Was a conflict between Great Britain and Spain that lasted from 1739 to 1748. Its unusual name, coined by Thomas Carlyle in 1858, refers to an ear severed from Robert Jenkins, captain of a British merchant ship. The story of the separation of Jenkins ear after Spanish coast guards boarded his vessel in 1731, this occurrence provided a reason for war against the Spanish Empire so that they wouldn’t back out of the lucrative asiento contract.

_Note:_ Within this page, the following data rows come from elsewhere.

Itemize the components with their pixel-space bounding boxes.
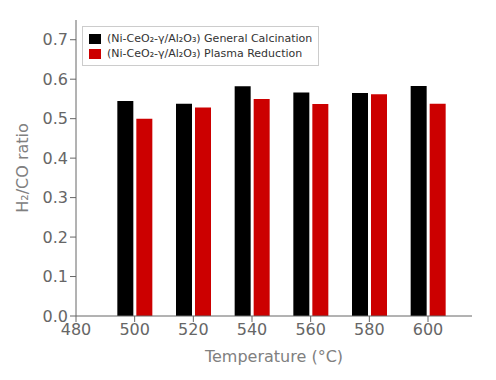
svg-text:H₂/CO ratio: H₂/CO ratio xyxy=(13,123,32,213)
svg-text:540: 540 xyxy=(237,320,268,339)
svg-text:520: 520 xyxy=(178,320,209,339)
svg-text:560: 560 xyxy=(295,320,326,339)
svg-text:0.5: 0.5 xyxy=(43,109,68,128)
svg-text:500: 500 xyxy=(119,320,150,339)
svg-text:0.0: 0.0 xyxy=(43,307,68,326)
svg-text:0.1: 0.1 xyxy=(43,267,68,286)
html-text:(Ni-CeO₂-γ/Al₂O₃) General Calc: (Ni-CeO₂-γ/Al₂O₃) General Calcination xyxy=(107,32,313,45)
svg-text:0.7: 0.7 xyxy=(43,30,68,49)
svg-text:0.3: 0.3 xyxy=(43,188,68,207)
svg-text:480: 480 xyxy=(60,320,92,340)
html-text:(Ni-CeO₂-γ/Al₂O₃) Plasma Reduc: (Ni-CeO₂-γ/Al₂O₃) Plasma Reduction xyxy=(107,47,303,60)
svg-text:Temperature (°C): Temperature (°C) xyxy=(204,347,343,366)
svg-text:0.4: 0.4 xyxy=(43,149,68,168)
svg-text:0.2: 0.2 xyxy=(43,228,68,247)
svg-text:0.6: 0.6 xyxy=(43,70,68,89)
svg-text:580: 580 xyxy=(354,320,385,339)
svg-text:600: 600 xyxy=(413,320,444,339)
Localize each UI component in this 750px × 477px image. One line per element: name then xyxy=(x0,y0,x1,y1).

American Revolutionary war

1775 A.D - 1783 A.D

It was a war between Great Britain and the Thirteen Colonies, but eventually became a war between Britain against and the United States, France, Netherlands and Spain. This resulted in the recognition of the United States as an independent country. This war was influenced by the American Revolution where the colonists claimed that the Stamp Act of 1765 was unconstitutional. The colonists boycotted taxed British tea and led to the Boston Tea Party in 1733, where ship loads of tea were destroyed. London responded by putting the government of Massachusetts under the control of the British army with General Thomas Gage as governor.

Red Cloud's War

1866 A.D - 1868 A.D

It was a conflict in Wyoming and Montana territories between the Lakota, northern Cheyenne, and Northern Arapaho and the United States. The war was fought over the control of the Powder River Country in north-central Wyoming. The Bozeman trail was crossed 3,500 miners, emigrants and others, while crossing the emigrants competed for the diminishing resources near the trail. The war was named an Oglala Lakota chief who led his followers against the presence of U.S military in the area, and was allied with the Cheyenne and Arapaho. The Native Americans were victorious and gained legal control of the Powder River country with the Treaty of Fort Laramie from 1868, although their power only lasted for eight years until the Great Sioux War of 1876.

World War I

1914 A.D - 1918 A.D

It was global war that was centered in Europe which was fought by two alliances called the Allies and the Central powers. The Allies included the United Kingdom, France, Russia, Italy, Japan and the United States who fought against the Central Powers who included Germany, Austria-Hungary, the Ottoman Empire and Bulgaria. More than 70 million military personnel, including 60 million Europeans, were mobilized; more than 9 million combatants were killed as a result of the technological advancements that led to the increase of lethality of weapons, without the increase of protection or mobility.

World War II

1939 A.D - 1945 A.D

It was a global war that included the vast majority of the world’s nations and including all of the great powers that formed two opposing military alliances, the Allies and the Axis. It had more than 100 million people serving in total during the war. The major participants placed their entire economic, industrial, and scientific capabilities to the service of the war and thus erasing the distinction between civilian and military resources. This is marked by mass amounts of civilian deaths, which included the holocaust and the use of nuclear weapons in warfare, there were over 75 million fatalities which made it the deadliest conflict in human history.